Question

For the decomposition of 1 mol of $\text{N}{{\text{H}}_{\text{3}}}\left( \text{g} \right)$ into ${{\text{N}}_{2}}\left( \text{g} \right)$ and ${{\text{H}}_{2}}\left( \text{g} \right)$, $\text{K=2 }\!\!\times\!\!\text{ 1}{{\text{0}}^{\text{-3}}}\text{M}$. If the equilibrium concentration of ${{\text{N}}_{2}}\left( \text{g} \right)$ is $\text{0}\text{.09M}$ and ${{\text{H}}_{2}}\left( \text{g} \right)$ is $\text{0}\text{.04M}$, then the equilibrium concentration of $\text{N}{{\text{H}}_{\text{3}}}\left( \text{g} \right)$ is:
(A)- $\text{1}\text{.2M}$
(B)- $\text{2}\text{.88 }\!\!\times\!\!\text{ 1}{{\text{0}}^{\text{-3}}}\text{M}$
(C)- $\text{5}\text{.36 }\!\!\times\!\!\text{ 1}{{\text{0}}^{\text{-2}}}\text{M}$
(D)- None of these

Answer 1

Hint: Equilibrium constant of any reaction is defined as the ratio of the equilibrium concentration of the formed products in the chemical reaction to the equilibrium concentration of reactants present in the chemical reaction.

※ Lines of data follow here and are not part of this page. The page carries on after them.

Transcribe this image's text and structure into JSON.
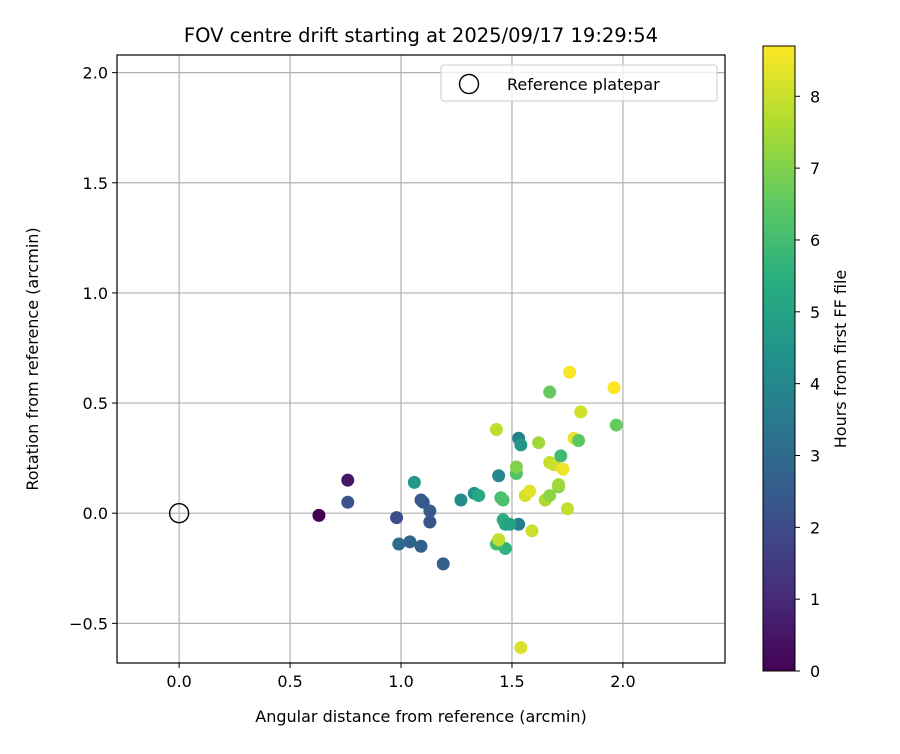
{
  "chart_data": {
    "type": "scatter",
    "title": "FOV centre drift starting at 2025/09/17 19:29:54",
    "xlabel": "Angular distance from reference (arcmin)",
    "ylabel": "Rotation from reference (arcmin)",
    "xlim": [
      -0.28,
      2.46
    ],
    "ylim": [
      -0.68,
      2.08
    ],
    "xticks": [
      {
        "value": 0.0,
        "label": "0.0"
      },
      {
        "value": 0.5,
        "label": "0.5"
      },
      {
        "value": 1.0,
        "label": "1.0"
      },
      {
        "value": 1.5,
        "label": "1.5"
      },
      {
        "value": 2.0,
        "label": "2.0"
      }
    ],
    "yticks": [
      {
        "value": -0.5,
        "label": "−0.5"
      },
      {
        "value": 0.0,
        "label": "0.0"
      },
      {
        "value": 0.5,
        "label": "0.5"
      },
      {
        "value": 1.0,
        "label": "1.0"
      },
      {
        "value": 1.5,
        "label": "1.5"
      },
      {
        "value": 2.0,
        "label": "2.0"
      }
    ],
    "grid": true,
    "legend": {
      "location": "upper right",
      "entries": [
        {
          "label": "Reference platepar",
          "marker": "open-circle"
        }
      ]
    },
    "reference_point": {
      "name": "Reference platepar",
      "x": 0.0,
      "y": 0.0
    },
    "colorbar": {
      "label": "Hours from first FF file",
      "colormap": "viridis",
      "min": 0,
      "max": 8.7,
      "ticks": [
        {
          "value": 0,
          "label": "0"
        },
        {
          "value": 1,
          "label": "1"
        },
        {
          "value": 2,
          "label": "2"
        },
        {
          "value": 3,
          "label": "3"
        },
        {
          "value": 4,
          "label": "4"
        },
        {
          "value": 5,
          "label": "5"
        },
        {
          "value": 6,
          "label": "6"
        },
        {
          "value": 7,
          "label": "7"
        },
        {
          "value": 8,
          "label": "8"
        }
      ]
    },
    "series": [
      {
        "name": "FOV centre drift",
        "points": [
          {
            "x": 0.63,
            "y": -0.01,
            "hours": 0.0
          },
          {
            "x": 0.76,
            "y": 0.15,
            "hours": 0.5
          },
          {
            "x": 0.76,
            "y": 0.05,
            "hours": 2.2
          },
          {
            "x": 0.98,
            "y": -0.02,
            "hours": 2.1
          },
          {
            "x": 1.09,
            "y": 0.06,
            "hours": 2.3
          },
          {
            "x": 1.1,
            "y": 0.05,
            "hours": 2.4
          },
          {
            "x": 1.13,
            "y": 0.01,
            "hours": 2.5
          },
          {
            "x": 1.13,
            "y": -0.04,
            "hours": 2.3
          },
          {
            "x": 1.19,
            "y": -0.23,
            "hours": 2.6
          },
          {
            "x": 0.99,
            "y": -0.14,
            "hours": 3.0
          },
          {
            "x": 1.04,
            "y": -0.13,
            "hours": 2.8
          },
          {
            "x": 1.09,
            "y": -0.15,
            "hours": 2.7
          },
          {
            "x": 1.06,
            "y": 0.14,
            "hours": 4.6
          },
          {
            "x": 1.27,
            "y": 0.06,
            "hours": 4.2
          },
          {
            "x": 1.33,
            "y": 0.09,
            "hours": 4.5
          },
          {
            "x": 1.35,
            "y": 0.08,
            "hours": 5.2
          },
          {
            "x": 1.44,
            "y": 0.17,
            "hours": 4.0
          },
          {
            "x": 1.53,
            "y": 0.34,
            "hours": 3.8
          },
          {
            "x": 1.54,
            "y": 0.31,
            "hours": 4.6
          },
          {
            "x": 1.53,
            "y": -0.05,
            "hours": 3.7
          },
          {
            "x": 1.46,
            "y": -0.03,
            "hours": 5.5
          },
          {
            "x": 1.47,
            "y": -0.16,
            "hours": 5.6
          },
          {
            "x": 1.47,
            "y": -0.05,
            "hours": 5.3
          },
          {
            "x": 1.49,
            "y": -0.05,
            "hours": 5.0
          },
          {
            "x": 1.43,
            "y": -0.14,
            "hours": 6.0
          },
          {
            "x": 1.45,
            "y": 0.07,
            "hours": 6.0
          },
          {
            "x": 1.46,
            "y": 0.06,
            "hours": 6.2
          },
          {
            "x": 1.52,
            "y": 0.18,
            "hours": 6.3
          },
          {
            "x": 1.52,
            "y": 0.21,
            "hours": 7.0
          },
          {
            "x": 1.44,
            "y": -0.12,
            "hours": 7.9
          },
          {
            "x": 1.43,
            "y": 0.38,
            "hours": 7.8
          },
          {
            "x": 1.54,
            "y": -0.61,
            "hours": 8.2
          },
          {
            "x": 1.56,
            "y": 0.08,
            "hours": 8.1
          },
          {
            "x": 1.58,
            "y": 0.1,
            "hours": 8.3
          },
          {
            "x": 1.59,
            "y": -0.08,
            "hours": 8.0
          },
          {
            "x": 1.62,
            "y": 0.32,
            "hours": 7.4
          },
          {
            "x": 1.65,
            "y": 0.06,
            "hours": 7.6
          },
          {
            "x": 1.67,
            "y": 0.55,
            "hours": 6.6
          },
          {
            "x": 1.67,
            "y": 0.08,
            "hours": 7.2
          },
          {
            "x": 1.67,
            "y": 0.23,
            "hours": 7.9
          },
          {
            "x": 1.69,
            "y": 0.22,
            "hours": 8.0
          },
          {
            "x": 1.71,
            "y": 0.12,
            "hours": 7.0
          },
          {
            "x": 1.71,
            "y": 0.13,
            "hours": 7.4
          },
          {
            "x": 1.72,
            "y": 0.26,
            "hours": 5.9
          },
          {
            "x": 1.73,
            "y": 0.2,
            "hours": 8.5
          },
          {
            "x": 1.75,
            "y": 0.02,
            "hours": 7.9
          },
          {
            "x": 1.76,
            "y": 0.64,
            "hours": 8.6
          },
          {
            "x": 1.78,
            "y": 0.34,
            "hours": 8.4
          },
          {
            "x": 1.8,
            "y": 0.33,
            "hours": 6.5
          },
          {
            "x": 1.81,
            "y": 0.46,
            "hours": 8.1
          },
          {
            "x": 1.96,
            "y": 0.57,
            "hours": 8.7
          },
          {
            "x": 1.97,
            "y": 0.4,
            "hours": 6.6
          }
        ]
      }
    ]
  }
}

Complete step by step solution:
First we write balanced chemical equation for the given reaction:
\[\text{2N}{{\text{H}}_{\text{3}}}\to {{\text{N}}_{\text{2}}}\text{+3}{{\text{H}}_{\text{2}}}\]
Given that, Equilibrium concentration of nitrogen gas i.e. ${{\text{N}}_{2}}\left( \text{g} \right)$ = $\text{0}\text{.09M}$,
Equilibrium concentration of hydrogen gas i.e. ${{\text{H}}_{2}}\left( \text{g} \right)$ = $\text{0}\text{.04M}$,
Equilibrium constant of given reaction $\text{K=2 }\!\!\times\!\!\text{ 1}{{\text{0}}^{\text{-3}}}\text{M}$.
We know that equilibrium constant for given reaction will be calculated as follow:
\[\text{K=}\dfrac{\left[ {{\text{N}}_{\text{2}}} \right]{{\left[ {{\text{H}}_{\text{2}}} \right]}^{\text{3}}}}{{{\left[ \text{N}{{\text{H}}_{\text{3}}} \right]}^{\text{2}}}}\]
On putting the values of equilibrium concentration of nitrogen gas, hydrogen gas & equilibrium constant in the above equation we get,
\[\text{2}\times \text{1}{{\text{0}}^{-3}}\text{=}\dfrac{\left[ 0.09 \right]{{\left[ 0.04 \right]}^{\text{3}}}}{{{\left[ \text{N}{{\text{H}}_{\text{3}}} \right]}^{\text{2}}}}\]
\[{{\left[ \text{N}{{\text{H}}_{\text{3}}} \right]}^{\text{2}}}=\dfrac{\left[ 0.09 \right]{{\left[ 0.04 \right]}^{\text{3}}}}{\text{2}\times \text{1}{{\text{0}}^{-3}}}\]
\[{{\left[ \text{N}{{\text{H}}_{\text{3}}} \right]}^{\text{2}}}=2.8\times {{10}^{-3}}\]
\[\left[ \text{N}{{\text{H}}_{\text{3}}} \right]=\sqrt{2.8\times {{10}^{-3}}}=1.6\times {{10}^{-3}}\]
From the above discussion it is clear that the equilibrium concentration of $\text{N}{{\text{H}}_{\text{3}}}\left( \text{g} \right)$ is $\text{1}\text{.6 }\!\!\times\!\!\text{ 1}{{\text{0}}^{\text{-3}}}\text{M}$.

Hence, the option (D) is correct because none of the above-given options matches the answer.

Additional information: Equilibrium constant of any chemical reaction defines the amount of prepared product & reactant in the equilibrium condition of a reversible reaction, where the rate of forwarding reaction is equal to the rate of backward reaction.
Note: Always keep in mind that during the calculation of equilibrium constant of any reaction first, you have to balance the given chemical reaction, because if you do not do so then you will get the wrong answer.